Lesley University, a 12,000-student, multi-site university, will buy seven buildings from EDS for $33.5 million, while EDS will retain ownership of 13 buildings on its eight acre campus. The partnership also includes academic program enhancements and shared facilities for uses such as library, student dining and services, and campus maintenance, according to an EDS news release.
The deal will do "at least two major things," EDS President and Dean Steven Charleston told ENS. "First, it will help to anchor EDS into a financial foundation that will secure the financial future of the school for many years to come. And the second thing it will do is open EDS up to continue its innovative work in theological education for the church."
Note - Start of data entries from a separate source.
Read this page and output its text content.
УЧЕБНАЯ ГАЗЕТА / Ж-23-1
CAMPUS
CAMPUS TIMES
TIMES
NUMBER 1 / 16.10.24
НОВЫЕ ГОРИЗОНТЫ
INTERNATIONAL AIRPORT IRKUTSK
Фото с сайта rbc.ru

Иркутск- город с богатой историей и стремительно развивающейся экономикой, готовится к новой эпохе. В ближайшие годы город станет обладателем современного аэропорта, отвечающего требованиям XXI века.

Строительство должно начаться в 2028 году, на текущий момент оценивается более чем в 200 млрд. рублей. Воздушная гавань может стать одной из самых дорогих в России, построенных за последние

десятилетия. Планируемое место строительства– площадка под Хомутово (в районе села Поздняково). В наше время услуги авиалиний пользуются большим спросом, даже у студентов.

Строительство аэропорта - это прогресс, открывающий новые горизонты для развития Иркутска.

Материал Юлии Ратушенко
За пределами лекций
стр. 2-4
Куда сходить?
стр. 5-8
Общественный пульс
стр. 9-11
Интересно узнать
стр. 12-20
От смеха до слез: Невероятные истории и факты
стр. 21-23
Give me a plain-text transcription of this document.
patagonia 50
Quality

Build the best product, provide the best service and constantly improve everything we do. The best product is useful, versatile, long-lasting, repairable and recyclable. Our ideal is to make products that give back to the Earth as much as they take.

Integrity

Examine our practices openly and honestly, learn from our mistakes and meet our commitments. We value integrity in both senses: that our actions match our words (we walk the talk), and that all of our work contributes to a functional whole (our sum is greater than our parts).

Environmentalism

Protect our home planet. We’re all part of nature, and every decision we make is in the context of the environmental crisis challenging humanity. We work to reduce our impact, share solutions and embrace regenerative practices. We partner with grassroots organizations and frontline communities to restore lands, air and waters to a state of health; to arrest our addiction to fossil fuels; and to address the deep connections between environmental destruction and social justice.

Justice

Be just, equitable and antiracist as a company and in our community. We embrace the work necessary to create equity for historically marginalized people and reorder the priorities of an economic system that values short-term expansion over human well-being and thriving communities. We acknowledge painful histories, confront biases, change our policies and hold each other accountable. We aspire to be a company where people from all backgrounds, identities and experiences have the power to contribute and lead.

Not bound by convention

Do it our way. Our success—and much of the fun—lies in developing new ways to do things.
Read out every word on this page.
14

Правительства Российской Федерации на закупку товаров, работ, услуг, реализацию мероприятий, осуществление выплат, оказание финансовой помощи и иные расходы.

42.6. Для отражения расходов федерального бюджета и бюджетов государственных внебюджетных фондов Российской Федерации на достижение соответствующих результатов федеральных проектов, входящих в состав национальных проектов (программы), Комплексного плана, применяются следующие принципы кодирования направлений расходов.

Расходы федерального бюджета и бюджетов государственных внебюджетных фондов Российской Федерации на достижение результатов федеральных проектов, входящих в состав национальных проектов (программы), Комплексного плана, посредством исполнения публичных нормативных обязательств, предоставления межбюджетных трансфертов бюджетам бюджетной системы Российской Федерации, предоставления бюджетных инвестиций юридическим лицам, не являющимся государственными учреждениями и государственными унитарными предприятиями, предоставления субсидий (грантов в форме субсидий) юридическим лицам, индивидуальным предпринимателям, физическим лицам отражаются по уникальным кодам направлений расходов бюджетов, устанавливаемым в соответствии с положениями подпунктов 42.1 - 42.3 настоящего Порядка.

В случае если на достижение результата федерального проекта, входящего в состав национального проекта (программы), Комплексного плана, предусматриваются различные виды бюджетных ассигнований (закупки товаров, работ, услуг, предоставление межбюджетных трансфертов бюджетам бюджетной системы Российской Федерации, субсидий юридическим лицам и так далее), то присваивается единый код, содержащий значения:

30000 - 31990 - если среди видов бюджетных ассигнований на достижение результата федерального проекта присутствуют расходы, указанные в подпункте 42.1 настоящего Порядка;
"We're seeing a lot of ferment and change in our seminaries, and we're likely to see a great deal more" Charleston told ENS. "These changes that we're seeing are not signs of weakness; they're signs of growth within our church in how it is approaching theological education. We are evolving as an institution and our seminaries are evolving along with that."
Charleston said there will be more changes in the years to come.
"Some will be discouraging and others will be enormously exciting," he said. "What we need to do as the church is continue walking in a balanced way through this time of change until we can create the type of educational ministry that this church expects and needs from its leaders for its leaders for the future. We should not be afraid of change. It's time for change; we need to make changes and it's good to know that some of our seminaries are already actively doing that."
The announcement of the Lesley partnership also comes a week after Charleston announced that he will resign from EDS on June 30. Brett Donham, chair of the EDS Board of Trustees called Charleston's work at the seminary "instrumental in helping restore EDS' reputation as a valuable resource to the Church as well as reinvigorating the spiritual life of the School."
Charleston told ENS that he has "absolutely no idea" what his personal plans will be after June.
"I wanted to do everything in my power to help EDS be all that it can be for the church," he said. "I have been so focused on that, I haven't really had time to think about myself or what I'll do. It's a parting whose time has definitely come. It's time for EDS to take the next big step forward."
Details of the partnership
Lesley University President Joseph B. Moore said in the EDS release that the partnership is a "unique opportunity for Lesley to move closer to our goals of increased student housing and classroom space and improved library services, and in a manner that makes the great[est] use of institutional space in Cambridge."
EDS and Lesley will become two members of a condominium association governing much of the EDS campus while maintaining individual identities, the release said. Lesley will own seven of the buildings on campus, including residence halls and the dining facility; provide some student services for both schools, and collaborate on exploring new academic opportunities for EDS students through Lesley's Graduate School of Arts and Social Sciences.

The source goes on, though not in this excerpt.